Питт уже съехал с газона на твердый асфальт и выбрался на Индепенденс-авеню. Впереди показался Мемориальный мост через Потомак, за которым начиналась прямая магистраль, ведущая к аэропорту и его любимому ангару.
— Насчет платья подумаю, — улыбнулся он. — И если ты будешь хорошей девочкой, отвезу к себе домой, где ты сможешь обсушиться, принять душ и выпить чашечку кофе.
— А если я буду плохой девочкой? — промурлыкала Джулия. — Что тогда?
Питт расхохотался. Отчасти от облегчения — как ни крути, а сегодня ему уже дважды удалось ускользнуть из объятий старухи с косой, — но главным образом, отдавая должное комизму ситуации.
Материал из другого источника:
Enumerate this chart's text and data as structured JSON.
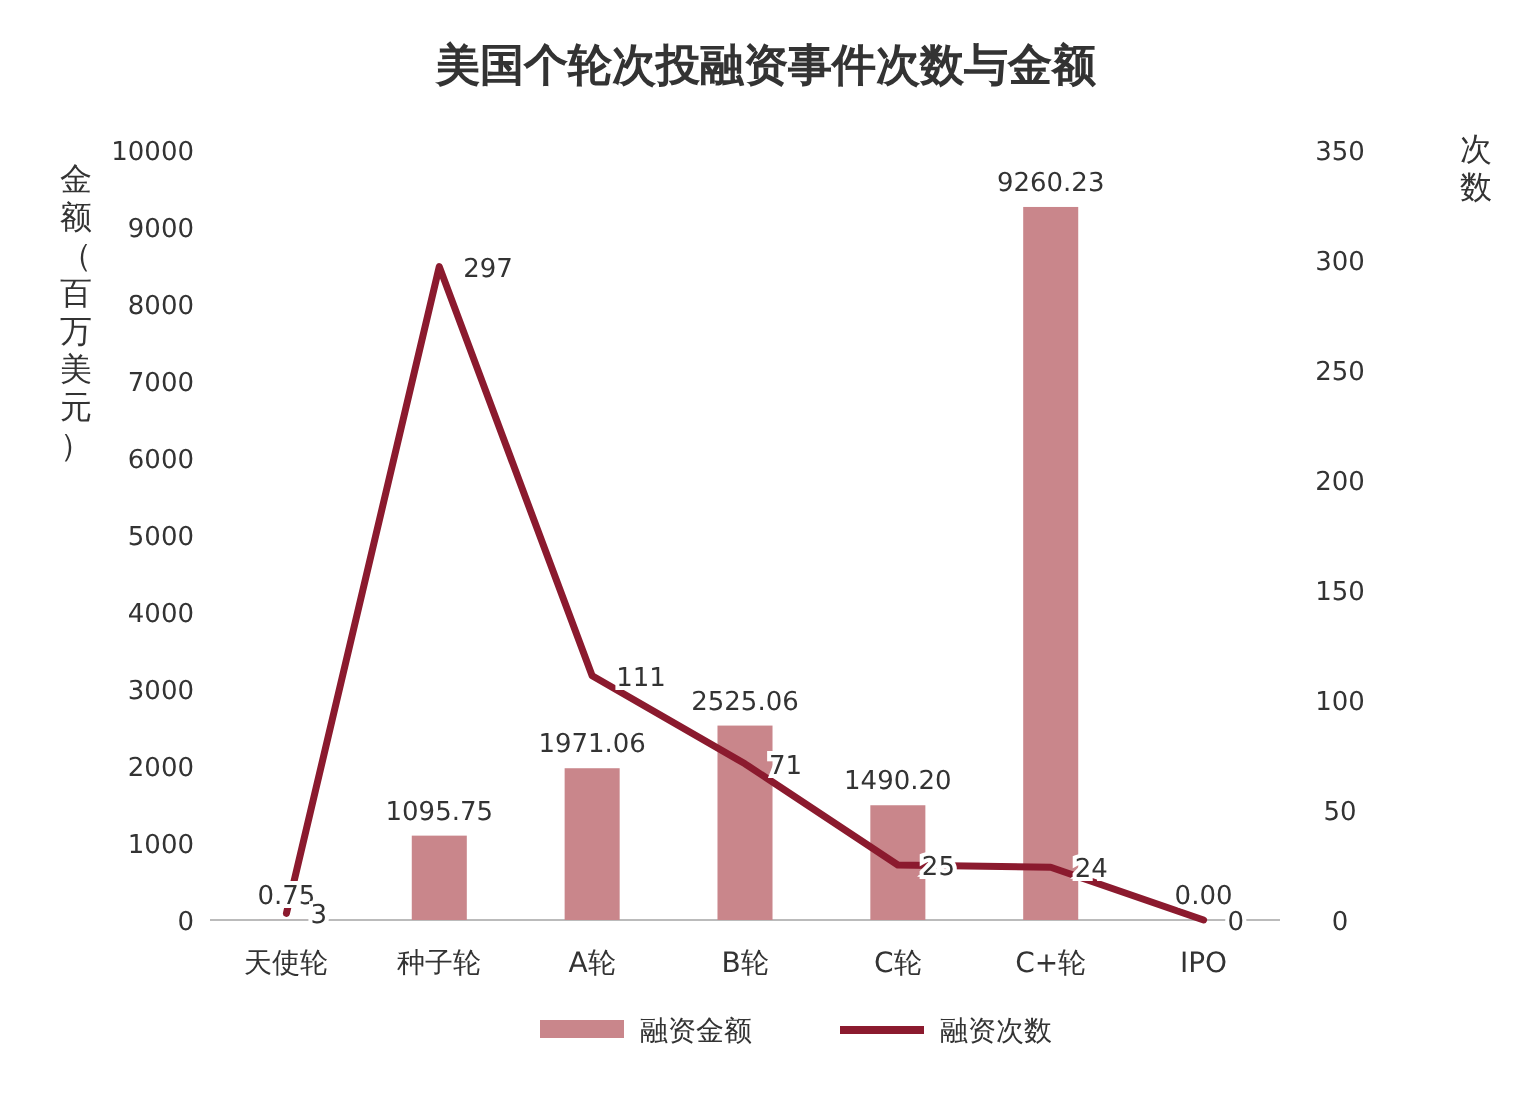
{
  "chart_data": {
    "type": "bar",
    "title": "美国个轮次投融资事件次数与金额",
    "ylabel": "金额（百万美元）",
    "y2label": "次数",
    "categories": [
      "天使轮",
      "种子轮",
      "A轮",
      "B轮",
      "C轮",
      "C+轮",
      "IPO"
    ],
    "series": [
      {
        "name": "融资金额",
        "type": "bar",
        "color": "#c9868b",
        "values": [
          0.75,
          1095.75,
          1971.06,
          2525.06,
          1490.2,
          9260.23,
          0.0
        ],
        "value_labels": [
          "0.75",
          "1095.75",
          "1971.06",
          "2525.06",
          "1490.20",
          "9260.23",
          "0.00"
        ]
      },
      {
        "name": "融资次数",
        "type": "line",
        "axis": "y2",
        "color": "#8b1a2e",
        "values": [
          3,
          297,
          111,
          71,
          25,
          24,
          0
        ],
        "value_labels": [
          "3",
          "297",
          "111",
          "71",
          "25",
          "24",
          "0"
        ]
      }
    ],
    "ylim": [
      0,
      10000
    ],
    "yticks": [
      0,
      1000,
      2000,
      3000,
      4000,
      5000,
      6000,
      7000,
      8000,
      9000,
      10000
    ],
    "y2lim": [
      0,
      350
    ],
    "y2ticks": [
      0,
      50,
      100,
      150,
      200,
      250,
      300,
      350
    ],
    "legend": "bottom",
    "marker": "none",
    "line_style": "solid"
  }
}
Купание в пруду превратило Джулию из ослепительной красавицы в жалкого, взъерошенного котенка, однако она продолжала кокетничать как ни в чем не бывало, одновременно стараясь, без особого, впрочем, успеха, прикрыть некоторые части тела, рельефно обрисовывающиеся под мокрым и сделавшимся совершенно прозрачным платьем.
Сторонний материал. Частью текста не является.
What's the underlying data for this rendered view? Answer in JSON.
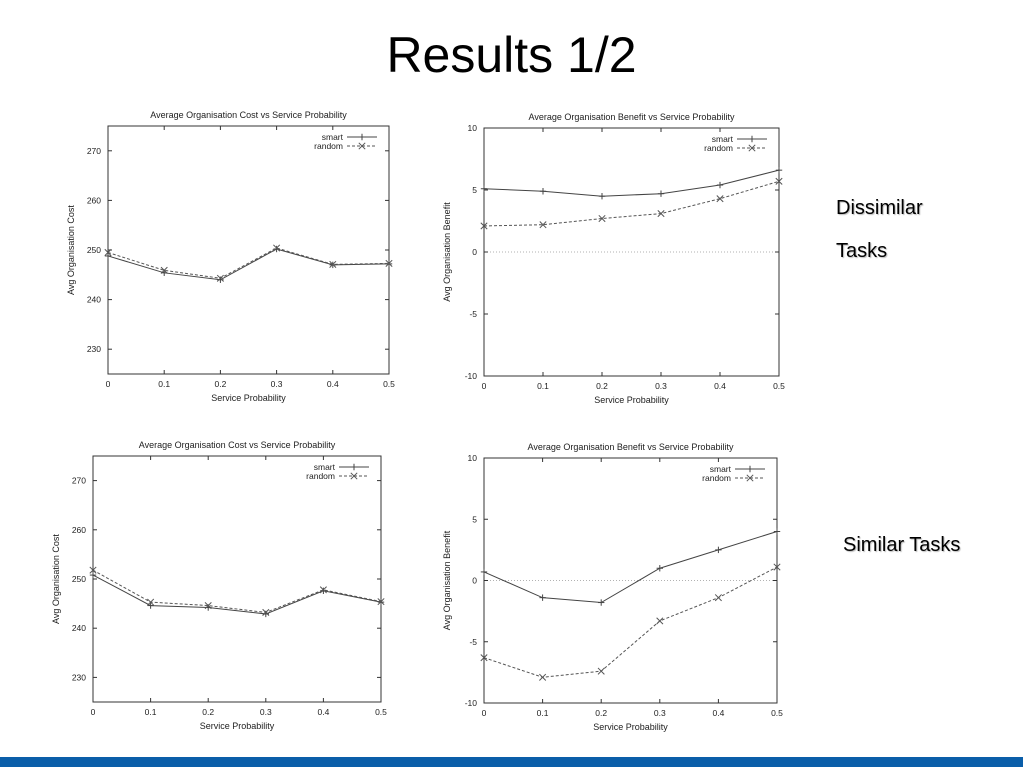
{
  "slide": {
    "title": "Results 1/2",
    "dissimilar_label_line1": "Dissimilar",
    "dissimilar_label_line2": "Tasks",
    "similar_label": "Similar Tasks",
    "accent_color": "#0a5ea9"
  },
  "chart_data": [
    {
      "id": "cost-dissimilar",
      "type": "line",
      "title": "Average Organisation Cost vs Service Probability",
      "xlabel": "Service Probability",
      "ylabel": "Avg Organisation Cost",
      "x": [
        0,
        0.1,
        0.2,
        0.3,
        0.4,
        0.5
      ],
      "xlim": [
        0,
        0.5
      ],
      "ylim": [
        225,
        275
      ],
      "xticks": [
        0,
        0.1,
        0.2,
        0.3,
        0.4,
        0.5
      ],
      "xtick_labels": [
        "0",
        "0.1",
        "0.2",
        "0.3",
        "0.4",
        "0.5"
      ],
      "yticks": [
        230,
        240,
        250,
        260,
        270
      ],
      "ytick_labels": [
        "230",
        "240",
        "250",
        "260",
        "270"
      ],
      "legend_position": "top-right",
      "zero_line": false,
      "series": [
        {
          "name": "smart",
          "values": [
            248.8,
            245.4,
            244.0,
            250.2,
            247.0,
            247.2
          ],
          "style": "solid",
          "marker": "+"
        },
        {
          "name": "random",
          "values": [
            249.5,
            245.9,
            244.3,
            250.4,
            247.1,
            247.3
          ],
          "style": "dashed",
          "marker": "x"
        }
      ]
    },
    {
      "id": "benefit-dissimilar",
      "type": "line",
      "title": "Average Organisation Benefit vs Service Probability",
      "xlabel": "Service Probability",
      "ylabel": "Avg Organisation Benefit",
      "x": [
        0,
        0.1,
        0.2,
        0.3,
        0.4,
        0.5
      ],
      "xlim": [
        0,
        0.5
      ],
      "ylim": [
        -10,
        10
      ],
      "xticks": [
        0,
        0.1,
        0.2,
        0.3,
        0.4,
        0.5
      ],
      "xtick_labels": [
        "0",
        "0.1",
        "0.2",
        "0.3",
        "0.4",
        "0.5"
      ],
      "yticks": [
        -10,
        -5,
        0,
        5,
        10
      ],
      "ytick_labels": [
        "-10",
        "-5",
        "0",
        "5",
        "10"
      ],
      "legend_position": "top-right",
      "zero_line": true,
      "series": [
        {
          "name": "smart",
          "values": [
            5.1,
            4.9,
            4.5,
            4.7,
            5.4,
            6.6
          ],
          "style": "solid",
          "marker": "+"
        },
        {
          "name": "random",
          "values": [
            2.1,
            2.2,
            2.7,
            3.1,
            4.3,
            5.7
          ],
          "style": "dashed",
          "marker": "x"
        }
      ]
    },
    {
      "id": "cost-similar",
      "type": "line",
      "title": "Average Organisation Cost vs Service Probability",
      "xlabel": "Service Probability",
      "ylabel": "Avg Organisation Cost",
      "x": [
        0,
        0.1,
        0.2,
        0.3,
        0.4,
        0.5
      ],
      "xlim": [
        0,
        0.5
      ],
      "ylim": [
        225,
        275
      ],
      "xticks": [
        0,
        0.1,
        0.2,
        0.3,
        0.4,
        0.5
      ],
      "xtick_labels": [
        "0",
        "0.1",
        "0.2",
        "0.3",
        "0.4",
        "0.5"
      ],
      "yticks": [
        230,
        240,
        250,
        260,
        270
      ],
      "ytick_labels": [
        "230",
        "240",
        "250",
        "260",
        "270"
      ],
      "legend_position": "top-right",
      "zero_line": false,
      "series": [
        {
          "name": "smart",
          "values": [
            250.8,
            244.6,
            244.2,
            242.9,
            247.6,
            245.3
          ],
          "style": "solid",
          "marker": "+"
        },
        {
          "name": "random",
          "values": [
            251.8,
            245.3,
            244.6,
            243.2,
            247.8,
            245.4
          ],
          "style": "dashed",
          "marker": "x"
        }
      ]
    },
    {
      "id": "benefit-similar",
      "type": "line",
      "title": "Average Organisation Benefit vs Service Probability",
      "xlabel": "Service Probability",
      "ylabel": "Avg Organisation Benefit",
      "x": [
        0,
        0.1,
        0.2,
        0.3,
        0.4,
        0.5
      ],
      "xlim": [
        0,
        0.5
      ],
      "ylim": [
        -10,
        10
      ],
      "xticks": [
        0,
        0.1,
        0.2,
        0.3,
        0.4,
        0.5
      ],
      "xtick_labels": [
        "0",
        "0.1",
        "0.2",
        "0.3",
        "0.4",
        "0.5"
      ],
      "yticks": [
        -10,
        -5,
        0,
        5,
        10
      ],
      "ytick_labels": [
        "-10",
        "-5",
        "0",
        "5",
        "10"
      ],
      "legend_position": "top-right",
      "zero_line": true,
      "series": [
        {
          "name": "smart",
          "values": [
            0.7,
            -1.4,
            -1.8,
            1.0,
            2.5,
            4.0
          ],
          "style": "solid",
          "marker": "+"
        },
        {
          "name": "random",
          "values": [
            -6.3,
            -7.9,
            -7.4,
            -3.3,
            -1.4,
            1.1
          ],
          "style": "dashed",
          "marker": "x"
        }
      ]
    }
  ]
}
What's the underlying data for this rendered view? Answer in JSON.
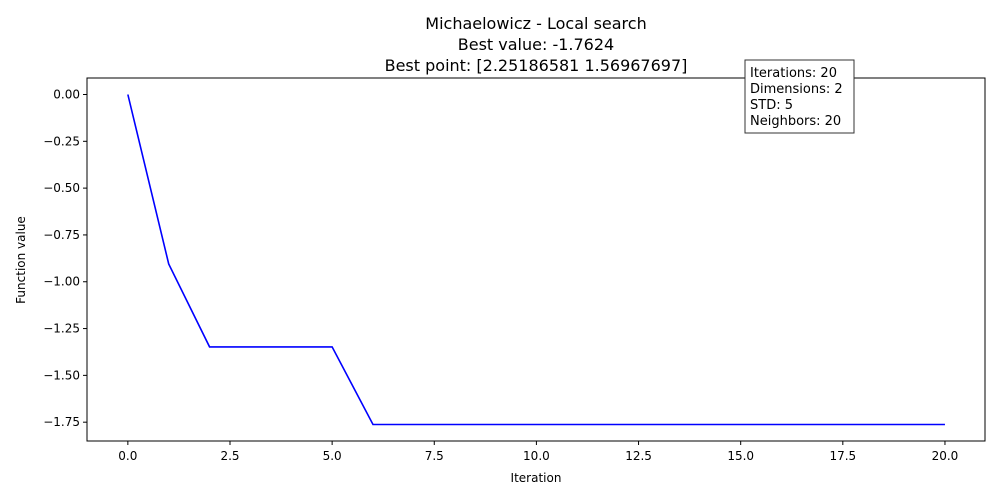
{
  "chart_data": {
    "type": "line",
    "title_lines": [
      "Michaelowicz - Local search",
      "Best value: -1.7624",
      "Best point: [2.25186581 1.56967697]"
    ],
    "xlabel": "Iteration",
    "ylabel": "Function value",
    "xlim": [
      -1,
      20.98
    ],
    "ylim": [
      -1.8505,
      0.0881
    ],
    "x_ticks": [
      0.0,
      2.5,
      5.0,
      7.5,
      10.0,
      12.5,
      15.0,
      17.5,
      20.0
    ],
    "x_tick_labels": [
      "0.0",
      "2.5",
      "5.0",
      "7.5",
      "10.0",
      "12.5",
      "15.0",
      "17.5",
      "20.0"
    ],
    "y_ticks": [
      0.0,
      -0.25,
      -0.5,
      -0.75,
      -1.0,
      -1.25,
      -1.5,
      -1.75
    ],
    "y_tick_labels": [
      "0.00",
      "−0.25",
      "−0.50",
      "−0.75",
      "−1.00",
      "−1.25",
      "−1.50",
      "−1.75"
    ],
    "grid": false,
    "series": [
      {
        "color": "#0000ff",
        "x": [
          0,
          1,
          2,
          3,
          4,
          5,
          6,
          7,
          8,
          9,
          10,
          11,
          12,
          13,
          14,
          15,
          16,
          17,
          18,
          19,
          20
        ],
        "y": [
          0.0,
          -0.905,
          -1.348,
          -1.348,
          -1.348,
          -1.348,
          -1.7624,
          -1.7624,
          -1.7624,
          -1.7624,
          -1.7624,
          -1.7624,
          -1.7624,
          -1.7624,
          -1.7624,
          -1.7624,
          -1.7624,
          -1.7624,
          -1.7624,
          -1.7624,
          -1.7624
        ]
      }
    ],
    "info_box": {
      "lines": [
        "Iterations: 20",
        "Dimensions: 2",
        "STD: 5",
        "Neighbors: 20"
      ]
    }
  }
}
— Продолжай в том же духе, — поощрительно усмехнулся Питт, — и тогда мы, возможно, как-нибудь обойдемся без кофе.
28
Солнечный свет уже пробивался сквозь жалюзи, когда Джулия выплыла наконец из дремотного тумана, чувствуя во всем теле необыкновенную легкость. Это было на редкость приятное ощущение, навеянное, без сомнения, бурными перипетиями минувшей ночи, особенно ее финальной части, завершившейся перед самым рассветом. Она открыла глаза, привела в порядок отрывочные, разрозненные воспоминания и принялась внимательно изучать окружающую обстановку. Большая двухспальная кровать, в которой она проснулась в гордом одиночестве, стояла в центре просторной комнаты, напоминающей капитанскую каюту парусного корабля конца позапрошлого века. Вся мебель и другие предметы обихода — от антикварных кресел, столиков и бюро до холодного оружия и старинных навигационных приборов на стенах и полках — словно сошли с иллюстраций к морским романам Фенимора Купера, Роберта Стивенсона, Рафаэля Сабатини и Сесила Скотта Форестера.